Less than a month after Clinton became secretary of state, and the personal email domain that she would use exclusively for government business was registered, Hillary Clinton's team aggressively pursued changes to existing State Department security protocols so she could use her BlackBerry in secure facilities for classified information, according to new documents released under the Freedom of Information Act.

"Anyone who has any appreciation at all of security, you don't ask a question like that," cybersecurity analyst Morgan Wright told Fox News. "It is contempt for the system, contempt for the rules that are designed to protect the exact kind of information that was exposed through this email set up."

Current and former intelligence officials grimaced when asked by Fox News about the use of wireless communications devices, such as a BlackBerry, in a SCIF (Sensitive Compartmented Information Facility) -- emphasizing its use would defeat the purpose of the secure facility, and it is standard practice to leave all electronics outside. 

A former State Department employee familiar with the Clinton request emphasized security personnel at the time thought the BlackBerry was only for unclassified material, adding their concerns would have been magnified if they had known Clinton's email account also held classified material.

"When you allow devices like this into a SCIF, you can allow the bad guys to listen in," Wright added.

FBI records show that President Obama used at least one pseudonym to exchange emails with then Secretary of State Clinton.
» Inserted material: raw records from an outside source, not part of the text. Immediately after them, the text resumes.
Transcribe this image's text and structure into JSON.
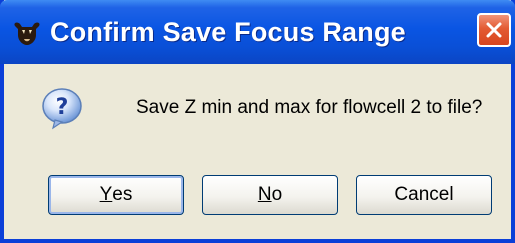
{
  "dialog": {
    "title": "Confirm Save Focus Range",
    "message": "Save Z min and max for flowcell 2 to file?",
    "buttons": {
      "yes_mnemonic": "Y",
      "yes_rest": "es",
      "no_mnemonic": "N",
      "no_rest": "o",
      "cancel": "Cancel"
    },
    "icons": {
      "app": "bull-app-icon",
      "question": "question-icon",
      "close": "close-icon"
    },
    "colors": {
      "titlebar": "#0a55e3",
      "close": "#e35b33",
      "background": "#ece9d8",
      "button_border": "#003c74"
    }
  }
}
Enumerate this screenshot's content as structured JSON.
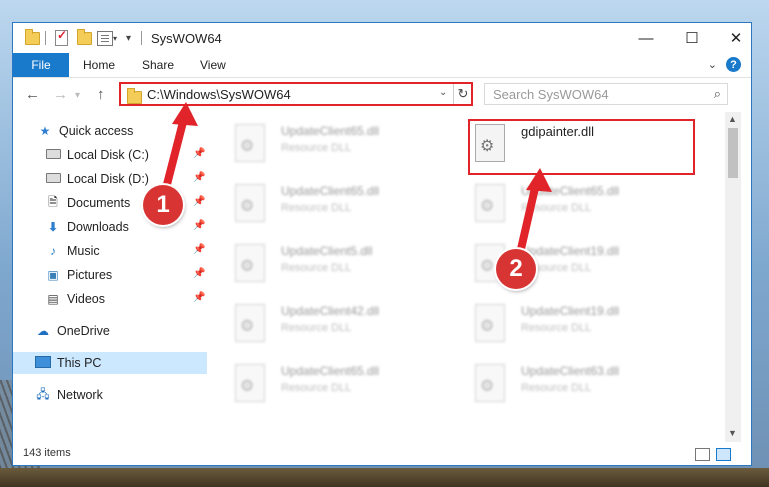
{
  "window": {
    "title": "SysWOW64",
    "controls": {
      "minimize": "—",
      "maximize": "☐",
      "close": "✕"
    }
  },
  "ribbon": {
    "tabs": [
      "File",
      "Home",
      "Share",
      "View"
    ],
    "help": "?"
  },
  "address_bar": {
    "path": "C:\\Windows\\SysWOW64"
  },
  "search": {
    "placeholder": "Search SysWOW64"
  },
  "sidebar": {
    "items": [
      {
        "label": "Quick access",
        "icon": "star-icon"
      },
      {
        "label": "Local Disk (C:)",
        "icon": "drive-icon",
        "pinned": true
      },
      {
        "label": "Local Disk (D:)",
        "icon": "drive-icon",
        "pinned": true
      },
      {
        "label": "Documents",
        "icon": "documents-icon",
        "pinned": true
      },
      {
        "label": "Downloads",
        "icon": "download-icon",
        "pinned": true
      },
      {
        "label": "Music",
        "icon": "music-icon",
        "pinned": true
      },
      {
        "label": "Pictures",
        "icon": "pictures-icon",
        "pinned": true
      },
      {
        "label": "Videos",
        "icon": "videos-icon",
        "pinned": true
      },
      {
        "label": "OneDrive",
        "icon": "cloud-icon"
      },
      {
        "label": "This PC",
        "icon": "computer-icon",
        "selected": true
      },
      {
        "label": "Network",
        "icon": "network-icon"
      }
    ]
  },
  "files": {
    "left_column": [
      {
        "name": "UpdateClient65.dll",
        "type": "Resource DLL"
      },
      {
        "name": "UpdateClient65.dll",
        "type": "Resource DLL"
      },
      {
        "name": "UpdateClient5.dll",
        "type": "Resource DLL"
      },
      {
        "name": "UpdateClient42.dll",
        "type": "Resource DLL"
      },
      {
        "name": "UpdateClient65.dll",
        "type": "Resource DLL"
      }
    ],
    "right_column": [
      {
        "name": "gdipainter.dll",
        "type": ""
      },
      {
        "name": "UpdateClient65.dll",
        "type": "Resource DLL"
      },
      {
        "name": "UpdateClient19.dll",
        "type": "Resource DLL"
      },
      {
        "name": "UpdateClient19.dll",
        "type": "Resource DLL"
      },
      {
        "name": "UpdateClient63.dll",
        "type": "Resource DLL"
      }
    ]
  },
  "status": {
    "item_count": "143 items"
  },
  "annotations": {
    "step1": "1",
    "step2": "2",
    "highlight_color": "#e0242a",
    "badge_color": "#d93434"
  }
}
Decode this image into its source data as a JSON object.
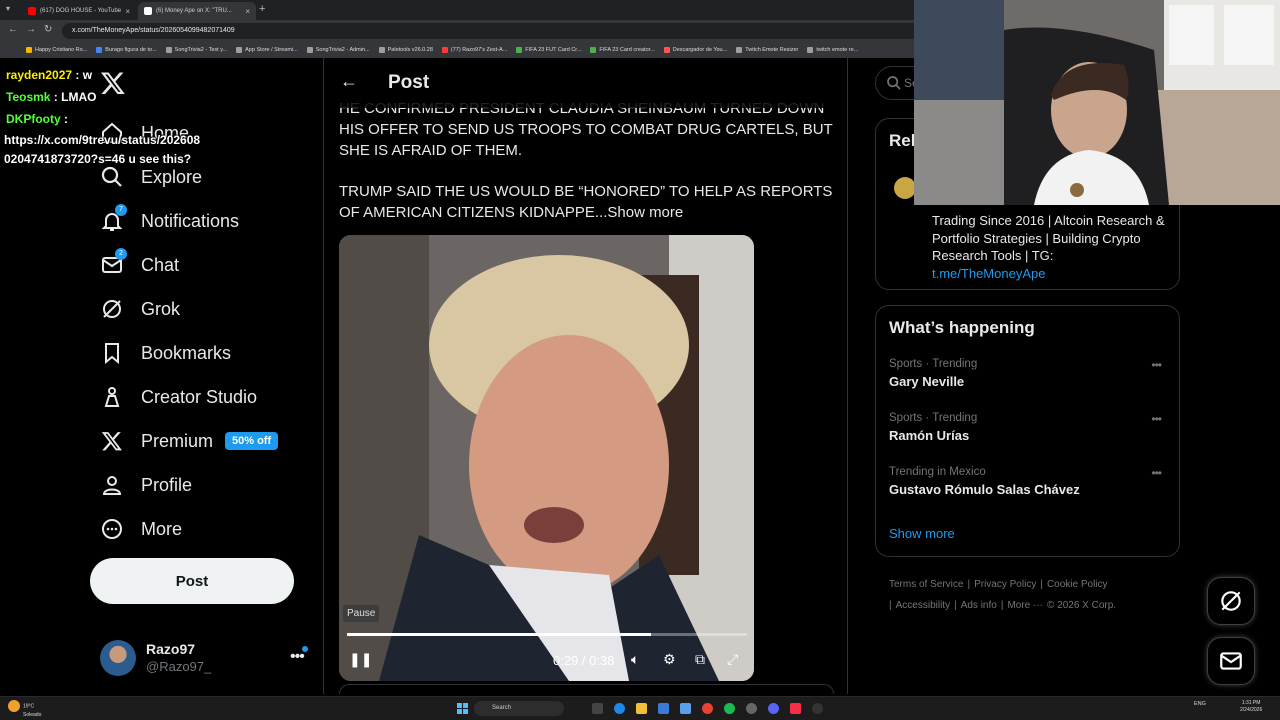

The State Department withheld eight email chains that totaled 18 messages between the president and Clinton which remain confidential under the Presidential communications privilege.

Why would he use a pseudonym unless he knew?


Asked if the President’s BlackBerry was configured to accept the address, a spokesperson for the Secret Service referred questions to the White House Communications Agency and the White House Military Office. Fox News is attempting to follow up with both.